There are several factors that lead to the current and extremely dangerous financial and economic crisis,
foremost amongst which is the way financial derivatives are dealt with and accounted for under international
standards, especially International Accounting Standard No.(39), in addition to other factors that either
complemented or were a natural extension of the aforementioned standards such as lack of oversight and
poor transparency. The role other factors played in the financial crisis cannot be overlooked, however they
were relatively smaller.

This crisis might be curbed but the question remains how will it end and what are the consequences? More
importantly, will it happen again?
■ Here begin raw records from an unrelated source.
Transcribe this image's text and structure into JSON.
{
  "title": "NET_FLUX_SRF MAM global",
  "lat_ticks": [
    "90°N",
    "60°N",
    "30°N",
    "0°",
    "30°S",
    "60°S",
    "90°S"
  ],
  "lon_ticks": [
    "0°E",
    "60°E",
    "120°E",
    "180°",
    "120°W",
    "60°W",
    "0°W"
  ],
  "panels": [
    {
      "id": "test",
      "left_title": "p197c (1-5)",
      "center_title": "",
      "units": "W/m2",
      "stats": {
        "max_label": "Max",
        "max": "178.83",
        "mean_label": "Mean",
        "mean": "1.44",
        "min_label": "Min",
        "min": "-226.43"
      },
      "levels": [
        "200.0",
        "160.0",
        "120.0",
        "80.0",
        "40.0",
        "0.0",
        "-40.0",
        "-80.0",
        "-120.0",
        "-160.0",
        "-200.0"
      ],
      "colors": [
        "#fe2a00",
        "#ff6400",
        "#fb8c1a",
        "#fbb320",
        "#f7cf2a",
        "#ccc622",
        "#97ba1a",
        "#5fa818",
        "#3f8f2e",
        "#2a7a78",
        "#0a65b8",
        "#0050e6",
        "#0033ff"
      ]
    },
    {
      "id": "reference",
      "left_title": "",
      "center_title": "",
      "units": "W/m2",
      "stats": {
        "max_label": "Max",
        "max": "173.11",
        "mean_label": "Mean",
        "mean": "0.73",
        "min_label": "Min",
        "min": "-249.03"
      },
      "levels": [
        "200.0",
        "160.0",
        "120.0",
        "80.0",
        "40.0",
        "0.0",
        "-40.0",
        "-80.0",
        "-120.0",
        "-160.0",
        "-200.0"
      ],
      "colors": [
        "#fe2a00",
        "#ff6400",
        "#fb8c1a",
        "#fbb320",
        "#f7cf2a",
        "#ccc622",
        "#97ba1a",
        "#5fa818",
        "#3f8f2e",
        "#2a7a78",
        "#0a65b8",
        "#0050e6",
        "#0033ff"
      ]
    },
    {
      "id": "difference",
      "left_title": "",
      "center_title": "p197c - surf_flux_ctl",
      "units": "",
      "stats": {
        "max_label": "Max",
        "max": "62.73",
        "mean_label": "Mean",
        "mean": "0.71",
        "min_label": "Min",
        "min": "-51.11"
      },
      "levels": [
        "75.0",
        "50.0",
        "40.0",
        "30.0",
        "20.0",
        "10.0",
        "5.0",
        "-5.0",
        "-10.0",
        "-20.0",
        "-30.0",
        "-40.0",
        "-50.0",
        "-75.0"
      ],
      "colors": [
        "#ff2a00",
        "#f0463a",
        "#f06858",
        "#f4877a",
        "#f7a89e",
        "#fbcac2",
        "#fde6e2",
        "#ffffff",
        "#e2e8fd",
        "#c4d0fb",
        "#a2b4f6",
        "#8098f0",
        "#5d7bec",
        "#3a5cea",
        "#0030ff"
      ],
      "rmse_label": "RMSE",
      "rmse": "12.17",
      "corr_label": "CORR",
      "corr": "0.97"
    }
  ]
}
Is the pursuit of a stable financial system as announced by the leaders of
the European Union during their summit with emerging economies in LAquila, Italy on 08/07/2009 a fact?
Or simply claims and cosmetic remedies in order to show harmony as is often the case when some standards
are modified to counteract the symptoms of a problem but not to actually fix the underlying issue.
Continuing a trend that ignores values, commonalities and accepted professional ethics will have a lot of
repercussions and lead to collapse; as such the alleged unification of systems will be nothing more than a
ploy meant to conceal deliberate policies that use accounting and its standards as a means to further exploit
and manipulate the wealth of nations besides complicating accounting practices and its concomitant burden
and costs (Naser Nour 2013).

Figure H62. A derivative asset waiting to be cashed

It is only a matter of time when the derivatives in the market will be called in and converted to some other
form of wealth. When this happens, the global economy will be in truly deeper trouble usual.